Speaker
Description
RNA viruses exist in large heterogeneous populations within their host, impacting disease progression and treatment outcomes. To effectively control spread and develop targeted treatments and vaccines, quantitative characterization of within-host viral genetic diversity is crucial. Next-generation sequencing allows for comprehensive analysis of viral populations, from single-nucleotide variants to local and global haplotype sequences. Various methods have been developed for this purpose in the past years. However, recent benchmarking studies showed that in virus populations with high mutation rates and therewith high diversity, such as Human Immunodeficiency Virus (HIV), they perform very poorly. We present VILOCA, a method for mutation calling and reconstruction of local haplotypes from both short- and long-read sequencing data. Local haplotypes refer to local genomic regions that have roughly the length of the input reads. VILOCA recovers local haplotypes, even at low frequencies, by using a Dirichlet process mixture model to cluster reads around their unobserved haplotypes. We compared the performance of VILOCA to LoFreq, CliqueSNV, and other tools in terms of mutation calling and haplotype reconstruction on simulated Illumina, PacBio, and Oxford Nanopore samples, as well as on three experimental samples of HIV, Potato Virus Y, and Influenza A strains.
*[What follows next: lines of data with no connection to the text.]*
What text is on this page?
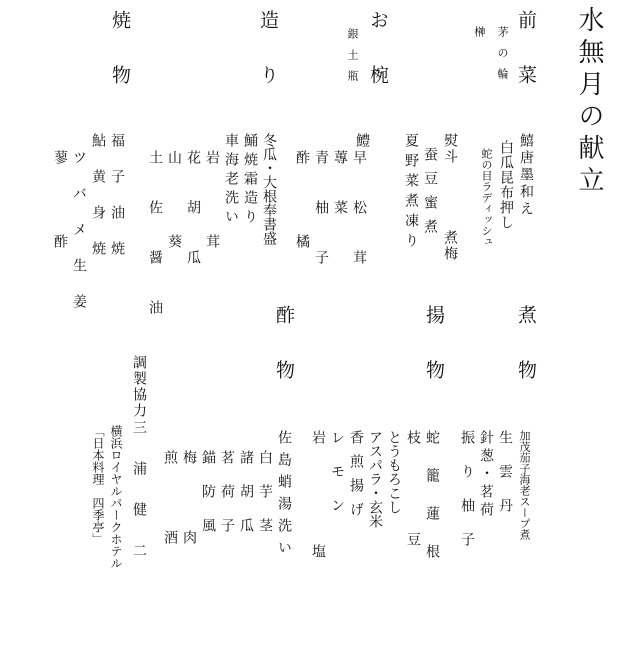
水無月の献立
前菜
茅の輪
榊
お椀
銀土瓶
造り
焼物
鱚唐墨和え
白瓜昆布押し
蛇の目ラディッシュ
熨斗
煮梅
蚕豆蜜煮
夏野菜煮凍り
鱧
早松茸
蓴菜
青柚子
酢橘
冬瓜・大根奉書盛
鯒焼霜造り
車海老洗い
岩茸
花胡瓜
山葵
土佐醤油
福子油焼
鮎黄身焼
ツバメ生姜
蓼酢
煮物
揚物
酢物
調製協力
加茂茄子海老スープ煮
生雲丹
針葱・茗荷
振り柚子
蛇籠蓮根
枝豆
とうもろこし
アスパラ・玄米
香煎揚げ
レモン
岩塩
佐島蛸湯洗い
白芋茎
諸胡瓜
茗荷子
錨防風
梅肉
煎酒
三浦健二
横浜ロイヤルパークホテル
「日本料理　四季亭」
On simulated and experimental Illumina samples, VILOCA performed better or similar to other methods. However, on the simulated long-read data, VILOCA is able to recover between 60-100% of the ground truth mutations with high precision (60-100%) compared to 20-60% recall and 40-80% precision of the second-best method. In experimental mixtures from MinIon reads, we found that VILOCA outperforms the other methods in reliable mutation calling with an f1-score of 88% compared to 75% for the second-best method. In summary, VILOCA provides significantly improved accuracy in mutation and haplotype calling, especially for long-read sequencing data, and therefore facilitates the comprehensive characterization of heterogeneous within-host viral populations.